Seit nun über zwei Wochen sieht sich Rammstein-Sänger Till Lindemann mit Vorwürfen konfrontiert. Die aktuelle Europa-Tour der Band geht bislang wie geplant vonstatten, am Rande der München-Shows kam es jedoch zu Protest-Aktionen. Mehrere dutzend Aktivist:innen, die sich für Opfer sexueller Gewalt einsetzen, gerieten dabei mit Fans aneinander und wurden mitunter beschimpft.
Innerhalb der Fan-Gruppen sind die Reaktionen auf die Anschuldigungen allerdings sehr unterschiedlich. Im Zentrum steht die Frage: Kann man ein Konzert von Rammstein derzeit noch unbeschwert genießen?
Kurz vor den München-Konzerten waren beim Eventim-Fansale plötzlich wieder zahlreiche Karten für die seit Monaten ausverkauften Auftritte zu haben. Fans, die einen Besuch der Shows nicht mehr mit sich vereinbar können, versuchen, ihre Tickets wieder loszuwerden. Einige kommunizieren dies auch offen bei Social Media.
Der Weiterverkauf gestaltet sich aber etwas kompliziert, da die Karten personalisiert sind und beim Einlass ein Ausweisdokument verlangt wird. Wird ein Ticket beim Fansale erworben, stellt der Anbieter eine komplett neue Karte aus, die alte verliert ihre Gültigkeit.
Dies ist einerseits im Interesse der Fans, denn durch die Personalisierung sollen Mondpreise auf dem Schwarzmarkt unterbunden werden. Eventim kann festlegen, dass die Karten beim Resale nicht über dem Originalpreis weiter veräußert werden und behält grundsätzlich die Kontrolle.
Die Umpersonalisierung ist andererseits mit einem gewissen Aufwand verbunden, von heute auf morgen kann Eventim einem solchen Antrag nicht nachkommen. Das heißt auch: Wer sich ganz kurzfristig entscheidet, sein Ticket zu verkaufen, hat ein Problem. Zwar heißt es, eine Umpersonalisierung sei "auch am Showtag vor Ort möglich", doch nur "im Ausnahmefall". Wer außerdem nicht am Veranstaltungsort wohnt, müsste letztlich doch dorthin reisen, obwohl ja gerade kein Interesse am Konzert mehr besteht.

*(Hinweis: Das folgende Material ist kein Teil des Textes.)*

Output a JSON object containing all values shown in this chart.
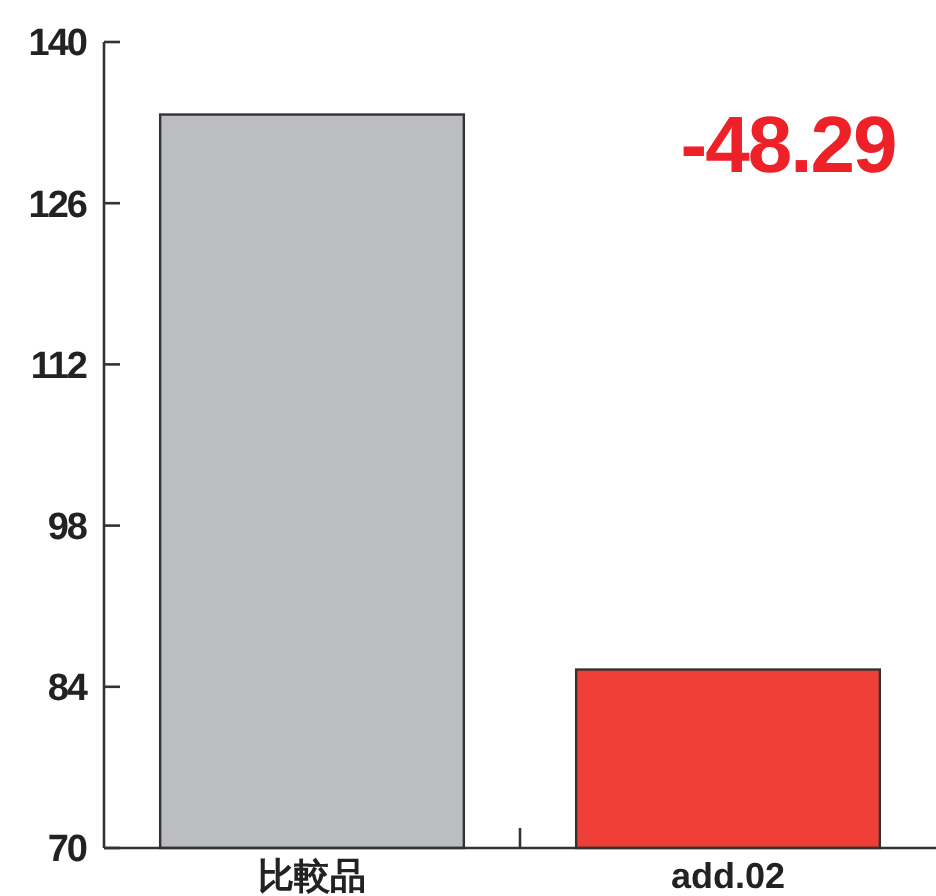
{
  "chart_data": {
    "type": "bar",
    "categories": [
      "比較品",
      "add.02"
    ],
    "values": [
      133.7,
      85.5
    ],
    "colors": [
      "#bcbdc1",
      "#ef3e36"
    ],
    "ylim": [
      70,
      140
    ],
    "yticks": [
      70,
      84,
      98,
      112,
      126,
      140
    ],
    "grid": false,
    "annotations": [
      "-48.29"
    ]
  }
}
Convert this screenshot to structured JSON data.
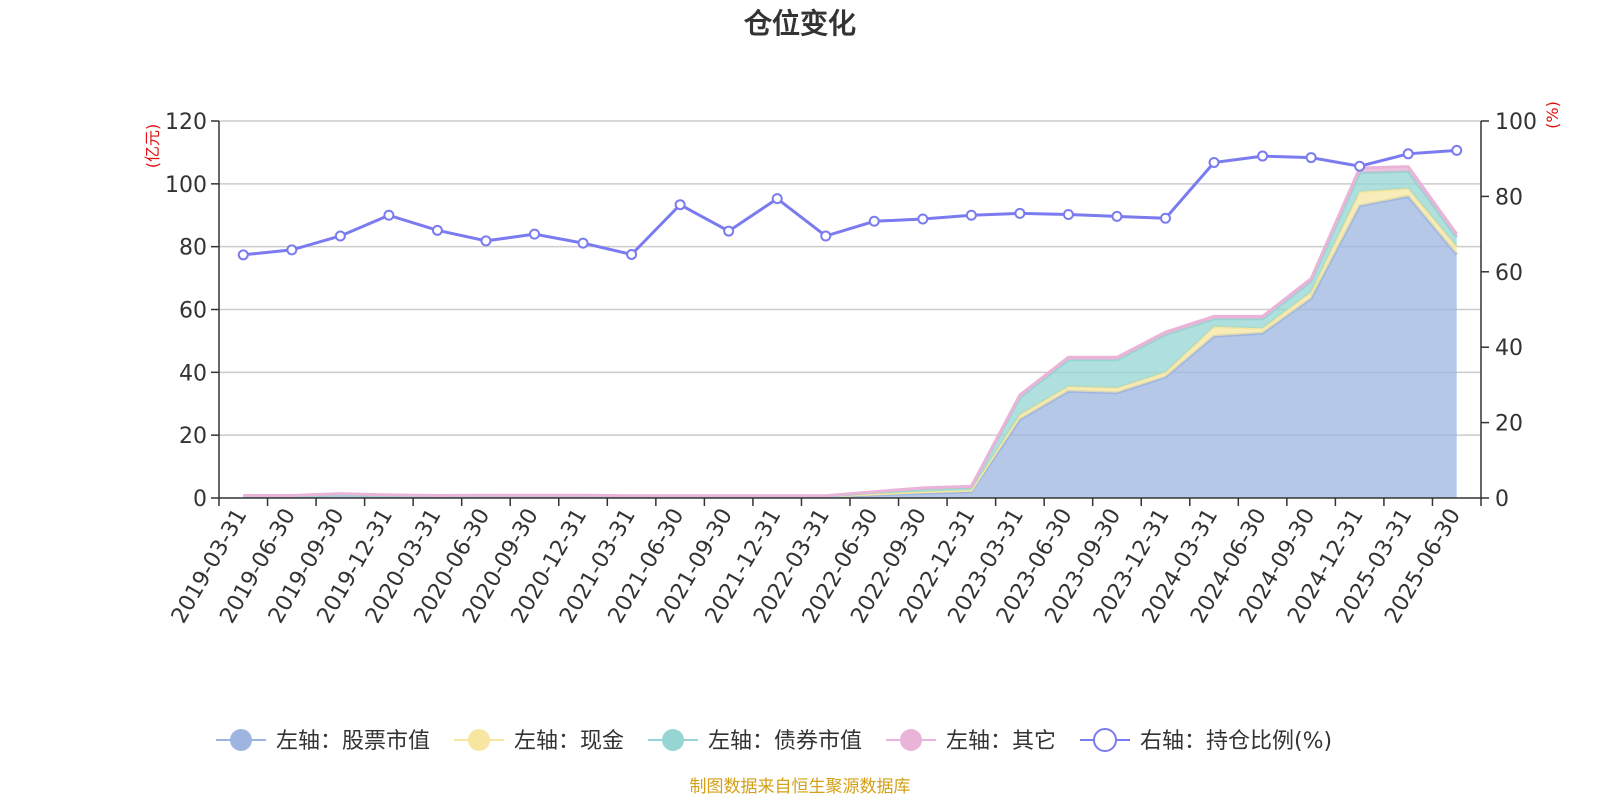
{
  "chart_data": {
    "type": "area",
    "title": "仓位变化",
    "left_unit": "(亿元)",
    "right_unit": "(%)",
    "categories": [
      "2019-03-31",
      "2019-06-30",
      "2019-09-30",
      "2019-12-31",
      "2020-03-31",
      "2020-06-30",
      "2020-09-30",
      "2020-12-31",
      "2021-03-31",
      "2021-06-30",
      "2021-09-30",
      "2021-12-31",
      "2022-03-31",
      "2022-06-30",
      "2022-09-30",
      "2022-12-31",
      "2023-03-31",
      "2023-06-30",
      "2023-09-30",
      "2023-12-31",
      "2024-03-31",
      "2024-06-30",
      "2024-09-30",
      "2024-12-31",
      "2025-03-31",
      "2025-06-30"
    ],
    "left_axis": {
      "min": 0,
      "max": 120,
      "ticks": [
        0,
        20,
        40,
        60,
        80,
        100,
        120
      ]
    },
    "right_axis": {
      "min": 0,
      "max": 100,
      "ticks": [
        0,
        20,
        40,
        60,
        80,
        100
      ]
    },
    "series": [
      {
        "name": "左轴：股票市值",
        "axis": "left",
        "stack": true,
        "color": "#9db5e0",
        "values": [
          0.5,
          0.5,
          1.0,
          0.7,
          0.5,
          0.6,
          0.6,
          0.6,
          0.4,
          0.4,
          0.4,
          0.4,
          0.4,
          1.0,
          1.5,
          2.0,
          25.0,
          34.0,
          33.5,
          38.5,
          51.5,
          52.5,
          63.5,
          93.0,
          96.0,
          77.5
        ]
      },
      {
        "name": "左轴：现金",
        "axis": "left",
        "stack": true,
        "color": "#f6e6a0",
        "values": [
          0.1,
          0.1,
          0.1,
          0.1,
          0.1,
          0.1,
          0.1,
          0.1,
          0.1,
          0.1,
          0.1,
          0.1,
          0.1,
          0.3,
          0.5,
          0.5,
          1.5,
          1.5,
          1.5,
          1.5,
          3.0,
          1.5,
          2.0,
          4.5,
          2.5,
          2.5
        ]
      },
      {
        "name": "左轴：债券市值",
        "axis": "left",
        "stack": true,
        "color": "#95d5d3",
        "values": [
          0.0,
          0.0,
          0.0,
          0.0,
          0.0,
          0.0,
          0.0,
          0.0,
          0.0,
          0.0,
          0.0,
          0.0,
          0.0,
          0.5,
          1.0,
          1.0,
          5.5,
          8.5,
          9.0,
          12.0,
          2.5,
          3.0,
          3.5,
          6.0,
          5.5,
          3.0
        ]
      },
      {
        "name": "左轴：其它",
        "axis": "left",
        "stack": true,
        "color": "#eab3d8",
        "values": [
          0.2,
          0.2,
          0.3,
          0.2,
          0.2,
          0.2,
          0.2,
          0.2,
          0.2,
          0.2,
          0.2,
          0.2,
          0.2,
          0.2,
          0.2,
          0.2,
          0.8,
          0.8,
          0.8,
          0.8,
          0.8,
          0.8,
          0.8,
          1.5,
          1.5,
          1.0
        ]
      },
      {
        "name": "右轴：持仓比例(%)",
        "axis": "right",
        "stack": false,
        "color": "#7b7bf0",
        "values": [
          64.5,
          65.8,
          69.5,
          75.0,
          71.0,
          68.2,
          70.0,
          67.6,
          64.6,
          77.8,
          70.8,
          79.4,
          69.5,
          73.4,
          74.0,
          75.0,
          75.5,
          75.2,
          74.7,
          74.2,
          89.0,
          90.7,
          90.3,
          88.0,
          91.3,
          92.2
        ]
      }
    ]
  },
  "source_text": "制图数据来自恒生聚源数据库"
}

Einfach zurückgeben lassen sich die Karten auch nicht. Die Gründe, aus denen der Anbieter eine Rückgabe zulässt, sind eng abgesteckt – und der Verweis auf die Vorwürfe ist gerade nicht erfasst. Eine missliche Situation. Es ist keineswegs das erste Mal, dass Vorwürfe gegen Stars erhoben werden und Fans daraufhin Karten abgeben möchten. Daher wäre es wünschenswert, dass Eventim und Co. dies für die Zukunft gesondert regeln.
Dem Weiterverkauf voran geschaltet ist aber natürlich eine persönliche Abwägung. Sex und Gewalt spielen in Rammstein-Texten eine große Rolle, was es eigentlich unmöglich macht, die Anschuldigungen auch nur für zwei Stunden zu vergessen. Zwar wurde der Song "Pussy" jetzt von der Setlist gekickt (inklusive Penis-Kanone), "Du riechst so gut" performt die Band aber nach wie vor. Bei Rammstein ging es immer auch um Provokation, nun wird Frontmann Till Lindemann genau davon eingeholt.
Mit dem Weiterverkauf von Karten setzen Fans (beziehungsweise ehemalige Fans) allerdings erst einmal "nur" ein Zeichen für sich selbst, denn: Sobald ein Ticket erstmalig verkauft ist, steht das Geschäft. Der Band und dem Veranstalter ist es letztendlich egal, wer zum Konzert kommt.
Eine Option ist es natürlich, die Karte schlicht verfallen zu lassen und nicht weiterzuveräußern, womit ein persönliches finanzielles Opfer erbracht wird. Würden das viele Menschen tun, fiele irgendwann auf, dass Lücken auf den Plätzen im Stadion bleiben, obwohl die Show offiziell ausverkauft ist. Diverse Medien würden es wohl aufgreifen. Auch hier gilt aber: Das Geld ist schon geflossen.
Bei der Abwägung ist vor allem eines wichtig: Die Anschuldigungen ernst zu nehmen. Dies betont auch die Band selbst in einem Statement, in dem es heißt:
Im nächsten Satz merken die Musiker dann an, dass auch sie das Recht haben, nicht vorverurteilt zu werden.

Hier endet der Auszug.